Der Völkische Flügel und die NPD
In der Selbstdarstellung heißt es, der völkische Flügel sei ein „nationalistisch und völkisch orientiertes Bündnis innerhalb der NPD, welches eine parteiübergreifende Zusammenarbeit mit gleichgesinnten Organisationen und Personen anstrebe. Dem Liberalisierungsprozess und Mitgliederschwund in der Partei müsse Einhalt geboten werden. Durch eigene Projekte, Veranstaltungen, Schulungen, Medien und Sprecher wolle der völkische Flügel aktiv am Parteigeschehen mitwirken.“
Die am 30. Januar 2018 veröffentlichte Proklamation auf der Website des völkischen Flügels trägt eine deutliche Handschrift des NPD-Vizevorsitzenden Thorsten Heise, der im Impressum der Website steht und schon seit längerer Zeit keinen Hehl daraus macht, dass er für eine Radikalisierung der NPD steht, ganz nach dem Vorbild alter FAP-Strukturen, in denen er selbst politisiert wurde. Nachdem Heise an der letzten Bundesvorstandswahl am 11.März 2017 gegen den amtierenden und als liberaler geltenden Parteivorsitzenden Frank Franz antrat und unterlag, sieht er mit dem Projekt Völkischer Flügel nun möglicherweise seine Gelegenheit gekommen, die Partei grundlegend zu verändern. Das zweite abermals gescheiterte NPD-Verbotsverfahren, welches im Januar 2017 zu einem Urteil fand, spielte dem Nazikader Heise in die Hände. So wurde die Partei zwar als verfassungsfeindlich befunden, jedoch sei aufgrund ihrer Bedeutungslosigkeit im politischen Tagesgeschehen ein Verbot nicht gerechtfertigt. Da mit einem dritten Verbotsverfahren gegen die NPD in absehbarer Zeit nicht zu rechnen ist, sieht Heise nun möglicherweise die Gelegenheit gekommen, die Partei grundlegend umzukrempeln. Sollten andere rechtsradikale Splitterparteien wie Die Rechte endgültig das Handtuch werfen, würde dem erneuten Mitgliederaufschwung der NPD nicht mehr viel im Wege stehen. Die Partei würde einen ähnlichen Sammelbecken-Charakter für militante Nazis erhalten, wie die FAP ihn einst hatte, in deren Parteistrukturen Heise selbst groß geworden ist und die er selbst maßgeblich mitgeprägt hatte.

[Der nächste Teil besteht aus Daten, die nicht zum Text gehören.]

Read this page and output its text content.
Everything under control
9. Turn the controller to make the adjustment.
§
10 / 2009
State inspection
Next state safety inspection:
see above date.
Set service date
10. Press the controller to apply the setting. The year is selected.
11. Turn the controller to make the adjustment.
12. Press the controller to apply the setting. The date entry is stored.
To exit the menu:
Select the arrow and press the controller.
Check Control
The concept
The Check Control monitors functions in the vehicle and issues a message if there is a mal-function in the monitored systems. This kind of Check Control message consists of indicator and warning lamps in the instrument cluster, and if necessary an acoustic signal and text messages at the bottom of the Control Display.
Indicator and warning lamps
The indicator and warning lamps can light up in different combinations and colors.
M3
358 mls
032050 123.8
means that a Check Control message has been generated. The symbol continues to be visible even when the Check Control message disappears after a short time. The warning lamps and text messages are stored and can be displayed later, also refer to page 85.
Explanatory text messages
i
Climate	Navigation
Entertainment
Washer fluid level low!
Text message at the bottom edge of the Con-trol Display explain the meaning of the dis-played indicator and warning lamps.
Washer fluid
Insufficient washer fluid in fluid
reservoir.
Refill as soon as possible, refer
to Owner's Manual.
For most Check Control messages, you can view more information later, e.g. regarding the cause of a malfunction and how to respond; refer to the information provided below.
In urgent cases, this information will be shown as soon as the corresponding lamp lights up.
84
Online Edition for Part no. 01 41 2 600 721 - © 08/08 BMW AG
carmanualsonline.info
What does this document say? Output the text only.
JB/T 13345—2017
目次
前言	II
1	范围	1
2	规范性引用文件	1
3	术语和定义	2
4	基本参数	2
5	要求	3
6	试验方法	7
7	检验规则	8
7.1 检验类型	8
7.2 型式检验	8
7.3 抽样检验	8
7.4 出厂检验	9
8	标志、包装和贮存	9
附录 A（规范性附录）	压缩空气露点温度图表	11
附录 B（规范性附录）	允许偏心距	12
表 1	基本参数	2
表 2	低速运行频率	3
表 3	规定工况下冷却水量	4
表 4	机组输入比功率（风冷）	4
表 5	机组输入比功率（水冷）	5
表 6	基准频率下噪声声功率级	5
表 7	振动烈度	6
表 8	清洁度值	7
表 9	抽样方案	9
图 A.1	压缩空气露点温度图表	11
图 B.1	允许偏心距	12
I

Unter den ErstunterzeichnerInnen der Proklamation des Völkischen Flügels befinden sich neben Thorsten Heise, Baldur Landogart und Wolfgang Schimmel aus dem Bundesvorstand der NPD, auch Mitglieder der NPD-Landesvorstände. So unterschrieben unter anderem die Landesvorstände I. Stawitz (Schleswig-Holstein), J. Fiedler (Hessen), M. Walter (Rheinland-Pfalz), L. Schwarzbach (Hamburg), H. Görmann (Bremen) und M. Dammann (Niedersachsen). Auch regionale NPD-Leute wie Heises Kreistagskollegin Monika Hirkow sowie Matthias Fiedler, Heises Vizevorstand im Eichsfelder Kreisverband tragen die Proklamation mit. Unter den UnterstützerInnen finden sich außerdem Gianluca Bruno, Beisitzer im niedersächschischem Landesvorstand, Antje Mentzel, die Bundesvorsitzende des Ring Nationaler Frauen sowie der Stahlgewitter-Mitbegründer Frank Kraemer, der auf YouTube das Format „Multikulti trifft Nationalismus“ betreibt. Es fällt auf, dass außer dem Thüringer NPD-Vorsitzenden Heise noch keine weiteren Vorstandsmitglieder aus ostdeutschen Landesverbänden die Proklamation unterzeichnet haben.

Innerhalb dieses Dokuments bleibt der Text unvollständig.